Responding to a question on whether or not the extremists are a threat on the scale of Al-Qaeda, which carried out the September 11, 2001 attacks on the World Trade Center, Hagel noted that "ISIL is as sophisticated and well-funded as any group that we have seen."
"They're beyond just a terrorist group. They marry ideology, a sophistication of strategic and tactical military prowess. They are tremendously well-funded. Oh, this is beyond anything that we've seen. So we must prepare for everything," he added.
The comments come in the wake of a graphic video released by Islamic State earlier this week, which showed a masked, English-speaking man beheading Foley and threatening to murder another one if President Barack Obama did not halt his renewed airstrike campaign in Iraq. The individual is thought to be British born, and a member of a trio of hostage caretakers known by the group as ‘The Beatles,’ in reference to their shared UK nationality.
The militant Sunni group IS represents an extreme take on Islam, and began increasing its strength as civil war raged through Syria over the last three years. When the group initiated its campaign in Iraq, it was able to quickly take over territory in the western and northern parts of the country, in part thanks to the toleration of Sunni communities disaffected with the Shia-led government in Baghdad.
Its brutal tactics began making headlines around the world as it targeted religious and ethnic minorities, threatening them with death if they did not convert to their own brand of Islam. When militants forced tens of thousands of people up a mountain in order to avoid death, the US reacted by renewing humanitarian and military action in Iraq. At the press conference Thursday, Hagel said this effort has been effective so far.
"American air strikes and American arms and assistance helped Iraqi and Kurdish forces blunt ISIL's advance around Arbil, where American diplomats and troops are working, and help the Iraqis retake and hold-Mosul dam," he said.
At the same time, however, General Martin Dempsey, the chairman of the US Joint Chiefs of Staff, cautioned that the Islamic State could not be defeated without international efforts aimed at its base in Syria.
"This is an organization that has an apocalyptic, end-of-days strategic vision that will eventually have to be defeated," he said, according to the Huffington Post. "Can they be defeated without addressing that part of the organization that resides in Syria? The answer is no."
Meanwhile, the Global Post published the letter sent by IS to Foley’s family about one week before his death. In the letter, the group called its hostages “the scum of [US] society,” and said it would execute Foley “as a direct result” of American “transgressions” in Iraq.
The letter states that the Foley family was given “many chances to negotiate” his release, but the Post disputed this statement, saying the journalist was missing for more than a year before IS even made its initial contact with the family. After demanding about $132 million, it did not send another message until August 12, just one day before the video of Foley’s murder was released.

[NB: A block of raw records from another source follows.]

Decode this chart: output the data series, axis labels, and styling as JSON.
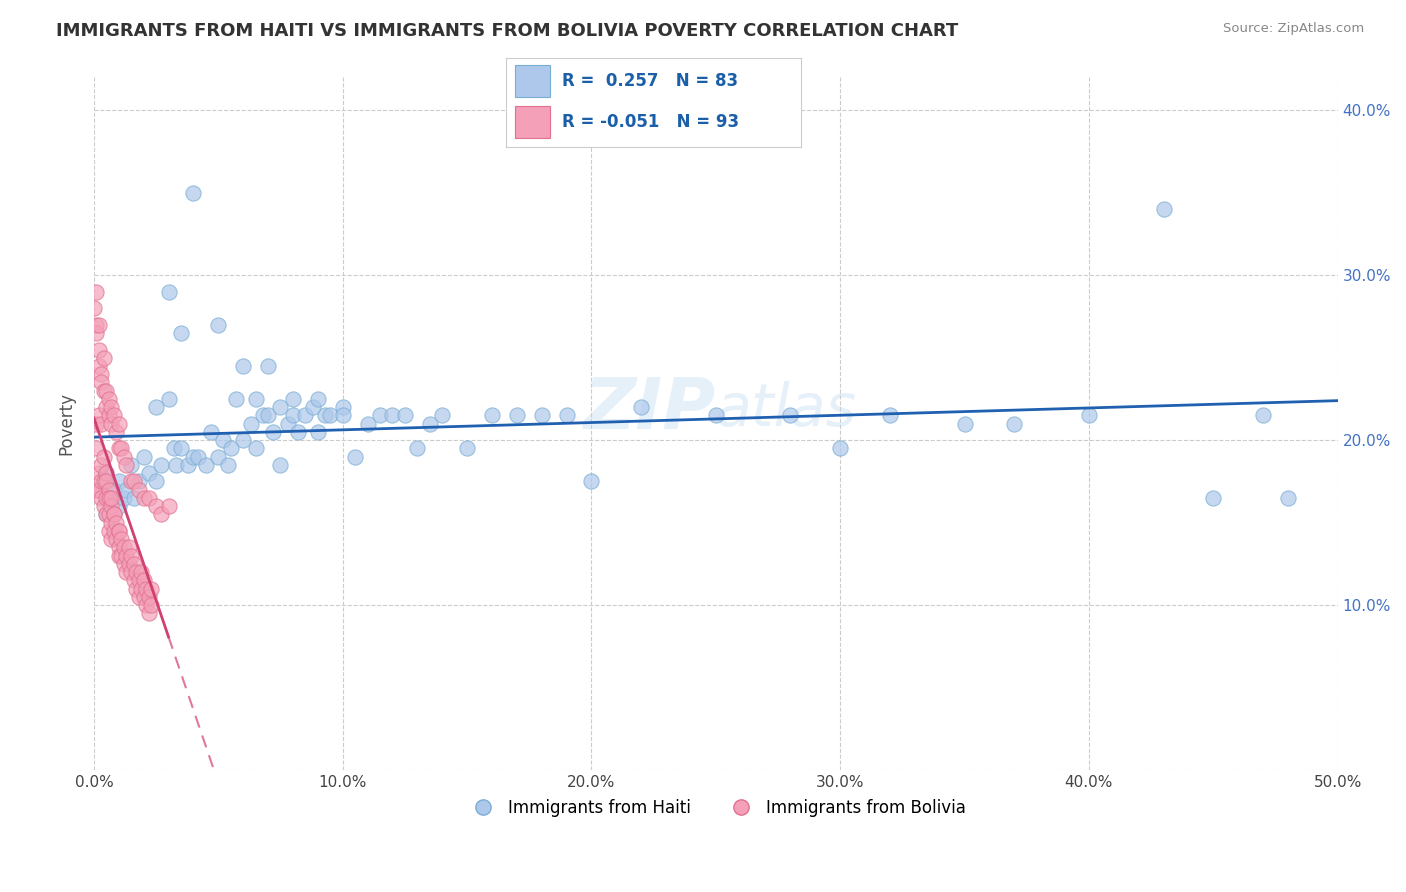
{
  "title": "IMMIGRANTS FROM HAITI VS IMMIGRANTS FROM BOLIVIA POVERTY CORRELATION CHART",
  "source": "Source: ZipAtlas.com",
  "ylabel": "Poverty",
  "xlim": [
    0.0,
    0.5
  ],
  "ylim": [
    0.0,
    0.42
  ],
  "xtick_labels": [
    "0.0%",
    "10.0%",
    "20.0%",
    "30.0%",
    "40.0%",
    "50.0%"
  ],
  "xtick_values": [
    0.0,
    0.1,
    0.2,
    0.3,
    0.4,
    0.5
  ],
  "ytick_labels": [
    "",
    "10.0%",
    "20.0%",
    "30.0%",
    "40.0%"
  ],
  "ytick_values": [
    0.0,
    0.1,
    0.2,
    0.3,
    0.4
  ],
  "haiti_color": "#adc8eb",
  "haiti_edge": "#7aadd4",
  "bolivia_color": "#f4a0b8",
  "bolivia_edge": "#e0708e",
  "haiti_R": 0.257,
  "haiti_N": 83,
  "bolivia_R": -0.051,
  "bolivia_N": 93,
  "legend_haiti_label": "Immigrants from Haiti",
  "legend_bolivia_label": "Immigrants from Bolivia",
  "watermark_text": "ZIPatlas",
  "background_color": "#ffffff",
  "grid_color": "#cccccc",
  "haiti_line_color": "#2060b0",
  "bolivia_line_color": "#d04070",
  "haiti_scatter": [
    [
      0.005,
      0.155
    ],
    [
      0.005,
      0.18
    ],
    [
      0.007,
      0.165
    ],
    [
      0.008,
      0.17
    ],
    [
      0.01,
      0.16
    ],
    [
      0.01,
      0.175
    ],
    [
      0.012,
      0.165
    ],
    [
      0.013,
      0.17
    ],
    [
      0.015,
      0.185
    ],
    [
      0.016,
      0.165
    ],
    [
      0.018,
      0.175
    ],
    [
      0.02,
      0.19
    ],
    [
      0.022,
      0.18
    ],
    [
      0.025,
      0.175
    ],
    [
      0.025,
      0.22
    ],
    [
      0.027,
      0.185
    ],
    [
      0.03,
      0.225
    ],
    [
      0.03,
      0.29
    ],
    [
      0.032,
      0.195
    ],
    [
      0.033,
      0.185
    ],
    [
      0.035,
      0.195
    ],
    [
      0.035,
      0.265
    ],
    [
      0.038,
      0.185
    ],
    [
      0.04,
      0.19
    ],
    [
      0.04,
      0.35
    ],
    [
      0.042,
      0.19
    ],
    [
      0.045,
      0.185
    ],
    [
      0.047,
      0.205
    ],
    [
      0.05,
      0.19
    ],
    [
      0.05,
      0.27
    ],
    [
      0.052,
      0.2
    ],
    [
      0.054,
      0.185
    ],
    [
      0.055,
      0.195
    ],
    [
      0.057,
      0.225
    ],
    [
      0.06,
      0.2
    ],
    [
      0.06,
      0.245
    ],
    [
      0.063,
      0.21
    ],
    [
      0.065,
      0.225
    ],
    [
      0.065,
      0.195
    ],
    [
      0.068,
      0.215
    ],
    [
      0.07,
      0.215
    ],
    [
      0.07,
      0.245
    ],
    [
      0.072,
      0.205
    ],
    [
      0.075,
      0.185
    ],
    [
      0.075,
      0.22
    ],
    [
      0.078,
      0.21
    ],
    [
      0.08,
      0.215
    ],
    [
      0.08,
      0.225
    ],
    [
      0.082,
      0.205
    ],
    [
      0.085,
      0.215
    ],
    [
      0.088,
      0.22
    ],
    [
      0.09,
      0.205
    ],
    [
      0.09,
      0.225
    ],
    [
      0.093,
      0.215
    ],
    [
      0.095,
      0.215
    ],
    [
      0.1,
      0.22
    ],
    [
      0.1,
      0.215
    ],
    [
      0.105,
      0.19
    ],
    [
      0.11,
      0.21
    ],
    [
      0.115,
      0.215
    ],
    [
      0.12,
      0.215
    ],
    [
      0.125,
      0.215
    ],
    [
      0.13,
      0.195
    ],
    [
      0.135,
      0.21
    ],
    [
      0.14,
      0.215
    ],
    [
      0.15,
      0.195
    ],
    [
      0.16,
      0.215
    ],
    [
      0.17,
      0.215
    ],
    [
      0.18,
      0.215
    ],
    [
      0.19,
      0.215
    ],
    [
      0.2,
      0.175
    ],
    [
      0.22,
      0.22
    ],
    [
      0.25,
      0.215
    ],
    [
      0.28,
      0.215
    ],
    [
      0.3,
      0.195
    ],
    [
      0.32,
      0.215
    ],
    [
      0.35,
      0.21
    ],
    [
      0.37,
      0.21
    ],
    [
      0.4,
      0.215
    ],
    [
      0.43,
      0.34
    ],
    [
      0.45,
      0.165
    ],
    [
      0.47,
      0.215
    ],
    [
      0.48,
      0.165
    ]
  ],
  "bolivia_scatter": [
    [
      0.0,
      0.17
    ],
    [
      0.001,
      0.17
    ],
    [
      0.001,
      0.21
    ],
    [
      0.001,
      0.195
    ],
    [
      0.002,
      0.18
    ],
    [
      0.002,
      0.215
    ],
    [
      0.002,
      0.17
    ],
    [
      0.003,
      0.185
    ],
    [
      0.003,
      0.21
    ],
    [
      0.003,
      0.175
    ],
    [
      0.003,
      0.165
    ],
    [
      0.004,
      0.175
    ],
    [
      0.004,
      0.19
    ],
    [
      0.004,
      0.16
    ],
    [
      0.005,
      0.18
    ],
    [
      0.005,
      0.165
    ],
    [
      0.005,
      0.175
    ],
    [
      0.005,
      0.155
    ],
    [
      0.006,
      0.17
    ],
    [
      0.006,
      0.155
    ],
    [
      0.006,
      0.165
    ],
    [
      0.006,
      0.145
    ],
    [
      0.007,
      0.16
    ],
    [
      0.007,
      0.15
    ],
    [
      0.007,
      0.165
    ],
    [
      0.007,
      0.14
    ],
    [
      0.008,
      0.155
    ],
    [
      0.008,
      0.145
    ],
    [
      0.008,
      0.155
    ],
    [
      0.009,
      0.14
    ],
    [
      0.009,
      0.15
    ],
    [
      0.01,
      0.145
    ],
    [
      0.01,
      0.135
    ],
    [
      0.01,
      0.145
    ],
    [
      0.01,
      0.13
    ],
    [
      0.011,
      0.14
    ],
    [
      0.011,
      0.13
    ],
    [
      0.012,
      0.135
    ],
    [
      0.012,
      0.125
    ],
    [
      0.013,
      0.13
    ],
    [
      0.013,
      0.12
    ],
    [
      0.014,
      0.125
    ],
    [
      0.014,
      0.135
    ],
    [
      0.015,
      0.12
    ],
    [
      0.015,
      0.13
    ],
    [
      0.016,
      0.115
    ],
    [
      0.016,
      0.125
    ],
    [
      0.017,
      0.12
    ],
    [
      0.017,
      0.11
    ],
    [
      0.018,
      0.115
    ],
    [
      0.018,
      0.105
    ],
    [
      0.019,
      0.11
    ],
    [
      0.019,
      0.12
    ],
    [
      0.02,
      0.105
    ],
    [
      0.02,
      0.115
    ],
    [
      0.021,
      0.11
    ],
    [
      0.021,
      0.1
    ],
    [
      0.022,
      0.105
    ],
    [
      0.022,
      0.095
    ],
    [
      0.023,
      0.1
    ],
    [
      0.023,
      0.11
    ],
    [
      0.0,
      0.28
    ],
    [
      0.001,
      0.29
    ],
    [
      0.001,
      0.27
    ],
    [
      0.001,
      0.265
    ],
    [
      0.002,
      0.27
    ],
    [
      0.002,
      0.255
    ],
    [
      0.002,
      0.245
    ],
    [
      0.003,
      0.24
    ],
    [
      0.003,
      0.235
    ],
    [
      0.004,
      0.25
    ],
    [
      0.004,
      0.23
    ],
    [
      0.005,
      0.22
    ],
    [
      0.005,
      0.23
    ],
    [
      0.006,
      0.215
    ],
    [
      0.006,
      0.225
    ],
    [
      0.007,
      0.21
    ],
    [
      0.007,
      0.22
    ],
    [
      0.008,
      0.215
    ],
    [
      0.009,
      0.205
    ],
    [
      0.01,
      0.21
    ],
    [
      0.01,
      0.195
    ],
    [
      0.011,
      0.195
    ],
    [
      0.012,
      0.19
    ],
    [
      0.013,
      0.185
    ],
    [
      0.015,
      0.175
    ],
    [
      0.016,
      0.175
    ],
    [
      0.018,
      0.17
    ],
    [
      0.02,
      0.165
    ],
    [
      0.022,
      0.165
    ],
    [
      0.025,
      0.16
    ],
    [
      0.027,
      0.155
    ],
    [
      0.03,
      0.16
    ]
  ]
}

As RT reported previously, US and UK intelligence agencies are working on identifying Foley’s killer, with British Prime Minister David Cameron already admitting on Thursday that the individual seen in the video appeared to be British. One of the IS member’s former hostages claimed his name was “John,” saying he is a key negotiator for the militants and is “intelligent, educated and a devout believer in radical Islamic teachings.”